BANGKOK: Thailand's Red Shirts, formally known as the United Front for Democracy Against Dictatorship (UDD), recently marked the third anniversary of the military crackdown that brought an end to their shutdown of Bangkok.

Ninety-one people died in the clashes and critics say those responsible for the deaths have yet to be brought to justice.

Discontent is reportedly rising within the Red Shirt movement, and questions are being raised about whether its leaders are doing enough for the cause.

Formed after the 2006 military coup that ousted then Prime Minister Thaksin Shinawatra, their protests were almost a regular occurrence in Bangkok.

In 2010, thousands of Red Shirts brought Bangkok to a standstill with their weeks of anti-government protests, calling for new elections and an end to what they said is an aristocrat-led rule in Thai politics.

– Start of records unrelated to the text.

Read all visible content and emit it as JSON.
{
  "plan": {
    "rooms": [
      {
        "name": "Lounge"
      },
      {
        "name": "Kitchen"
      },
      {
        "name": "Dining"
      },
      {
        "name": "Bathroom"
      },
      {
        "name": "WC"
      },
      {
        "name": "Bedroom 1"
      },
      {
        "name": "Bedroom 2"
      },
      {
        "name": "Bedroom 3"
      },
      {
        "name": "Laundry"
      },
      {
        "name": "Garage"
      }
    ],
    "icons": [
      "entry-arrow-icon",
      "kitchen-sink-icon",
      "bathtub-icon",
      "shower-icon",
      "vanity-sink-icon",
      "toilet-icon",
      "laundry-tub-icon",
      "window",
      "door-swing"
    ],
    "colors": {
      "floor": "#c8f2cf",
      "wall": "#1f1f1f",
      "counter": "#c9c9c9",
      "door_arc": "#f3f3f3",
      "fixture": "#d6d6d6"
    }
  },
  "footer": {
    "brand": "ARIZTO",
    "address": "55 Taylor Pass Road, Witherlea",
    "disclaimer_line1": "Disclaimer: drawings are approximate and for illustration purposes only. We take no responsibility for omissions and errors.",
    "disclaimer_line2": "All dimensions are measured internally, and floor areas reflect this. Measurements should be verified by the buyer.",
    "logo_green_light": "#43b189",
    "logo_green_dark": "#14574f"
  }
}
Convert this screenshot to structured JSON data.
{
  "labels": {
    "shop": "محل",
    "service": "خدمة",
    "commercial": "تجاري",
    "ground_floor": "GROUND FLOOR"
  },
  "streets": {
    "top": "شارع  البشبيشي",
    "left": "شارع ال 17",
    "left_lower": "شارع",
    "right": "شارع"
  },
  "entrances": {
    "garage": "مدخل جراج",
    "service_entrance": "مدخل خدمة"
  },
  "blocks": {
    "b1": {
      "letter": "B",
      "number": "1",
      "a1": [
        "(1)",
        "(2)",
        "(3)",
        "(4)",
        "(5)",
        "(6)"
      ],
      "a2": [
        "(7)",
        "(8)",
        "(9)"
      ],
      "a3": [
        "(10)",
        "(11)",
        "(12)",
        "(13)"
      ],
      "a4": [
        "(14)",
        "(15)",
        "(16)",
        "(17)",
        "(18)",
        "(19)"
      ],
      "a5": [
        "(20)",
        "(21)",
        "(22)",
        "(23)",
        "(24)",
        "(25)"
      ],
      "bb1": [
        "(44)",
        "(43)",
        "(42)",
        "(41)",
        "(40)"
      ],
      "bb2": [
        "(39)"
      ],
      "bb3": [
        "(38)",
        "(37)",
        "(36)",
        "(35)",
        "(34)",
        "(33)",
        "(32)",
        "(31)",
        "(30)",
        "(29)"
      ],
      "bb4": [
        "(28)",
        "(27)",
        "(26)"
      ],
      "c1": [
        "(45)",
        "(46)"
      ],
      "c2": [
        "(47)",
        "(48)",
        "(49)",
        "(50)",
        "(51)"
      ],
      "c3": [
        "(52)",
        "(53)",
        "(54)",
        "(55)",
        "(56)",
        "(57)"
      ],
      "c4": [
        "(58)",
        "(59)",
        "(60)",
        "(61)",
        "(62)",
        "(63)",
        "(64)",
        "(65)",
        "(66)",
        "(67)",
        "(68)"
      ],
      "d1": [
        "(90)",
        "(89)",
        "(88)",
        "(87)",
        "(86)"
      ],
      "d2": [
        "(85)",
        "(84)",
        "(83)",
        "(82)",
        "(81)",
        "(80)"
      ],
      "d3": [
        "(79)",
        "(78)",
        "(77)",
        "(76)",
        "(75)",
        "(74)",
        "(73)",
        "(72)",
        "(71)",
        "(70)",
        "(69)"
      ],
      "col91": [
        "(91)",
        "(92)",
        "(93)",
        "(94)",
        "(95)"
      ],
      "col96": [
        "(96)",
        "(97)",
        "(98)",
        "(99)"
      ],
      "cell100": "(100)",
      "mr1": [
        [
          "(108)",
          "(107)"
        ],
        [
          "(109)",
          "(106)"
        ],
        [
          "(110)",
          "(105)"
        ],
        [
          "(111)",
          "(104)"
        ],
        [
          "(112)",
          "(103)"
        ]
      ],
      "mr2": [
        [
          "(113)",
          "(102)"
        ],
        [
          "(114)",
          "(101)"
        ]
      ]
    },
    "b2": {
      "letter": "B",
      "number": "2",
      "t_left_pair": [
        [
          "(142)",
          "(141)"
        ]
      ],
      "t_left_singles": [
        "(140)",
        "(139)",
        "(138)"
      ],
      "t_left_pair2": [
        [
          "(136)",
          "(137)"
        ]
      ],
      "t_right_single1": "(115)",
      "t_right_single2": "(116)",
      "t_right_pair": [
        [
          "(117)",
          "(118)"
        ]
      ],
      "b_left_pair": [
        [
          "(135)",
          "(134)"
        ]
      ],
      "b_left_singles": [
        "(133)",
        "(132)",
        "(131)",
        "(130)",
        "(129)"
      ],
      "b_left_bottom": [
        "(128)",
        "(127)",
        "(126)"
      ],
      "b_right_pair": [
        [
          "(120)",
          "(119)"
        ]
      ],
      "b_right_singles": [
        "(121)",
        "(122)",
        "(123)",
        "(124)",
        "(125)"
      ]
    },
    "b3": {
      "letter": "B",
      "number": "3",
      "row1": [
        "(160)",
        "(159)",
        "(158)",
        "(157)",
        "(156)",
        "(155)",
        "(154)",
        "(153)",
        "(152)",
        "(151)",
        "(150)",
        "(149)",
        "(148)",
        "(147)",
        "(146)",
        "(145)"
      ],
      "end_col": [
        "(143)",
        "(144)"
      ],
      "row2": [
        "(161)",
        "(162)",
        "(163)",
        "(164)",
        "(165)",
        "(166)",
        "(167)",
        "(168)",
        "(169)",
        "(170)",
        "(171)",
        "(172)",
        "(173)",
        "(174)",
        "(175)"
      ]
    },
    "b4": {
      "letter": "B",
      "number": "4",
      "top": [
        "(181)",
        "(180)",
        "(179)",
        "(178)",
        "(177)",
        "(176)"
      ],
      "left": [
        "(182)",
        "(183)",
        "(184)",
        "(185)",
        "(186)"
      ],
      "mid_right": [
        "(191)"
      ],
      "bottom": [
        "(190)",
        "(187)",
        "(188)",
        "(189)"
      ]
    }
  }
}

Three years on and an election victory of the Pheu Thai Party later, many of the Red Shirt leaders are now MPs or even Cabinet members.

But what else has changed for the movement now, especially for the grassroots activists?

There are reports of rifts in the movement, putting its chairwoman under pressure.

But she remains unshaken.

UDD chairwoman Thida Tavornseth said: "We're not a party of coup makers, where everybody has to tow the same line. But we are a democratic movement, so we have our differences and disputes.

"But our overall strategy has to remain the same. No matter our differences, as long as we all fight against coups, against aristocracy, then it's 'ok'."

Still, critics associated with the Red Shirt movement say that both the government and the UDD have not done enough to help bring justice to those killed or imprisoned for their cause.

Phayao Akahad, mother of a nurse who was killed during the 2010 protests, said: "I personally feel that the government hasn't done as much as I hoped they would. Whether it's the court case (against the soldiers who killed my daughter), justice in general or other things - I'm very frustrated! I'm a relative of a killed victim. It's been three years and the case has gone nowhere!"

Suda Rangkuphan, a human rights activist, said: "It's not enough yet. Currently, the government probably sees that economic development affects a lot more people positively.

"When it comes to those affected by injustice, they think it's a very small group. But for us, even if there would be just one political prisoner left - it'd be one too many!"

The UDD leadership acknowledges that it still has a long way to go but insists the Red Shirts will keep fighting.

But will they fight for the same goals and steer in the same direction? Only time will tell.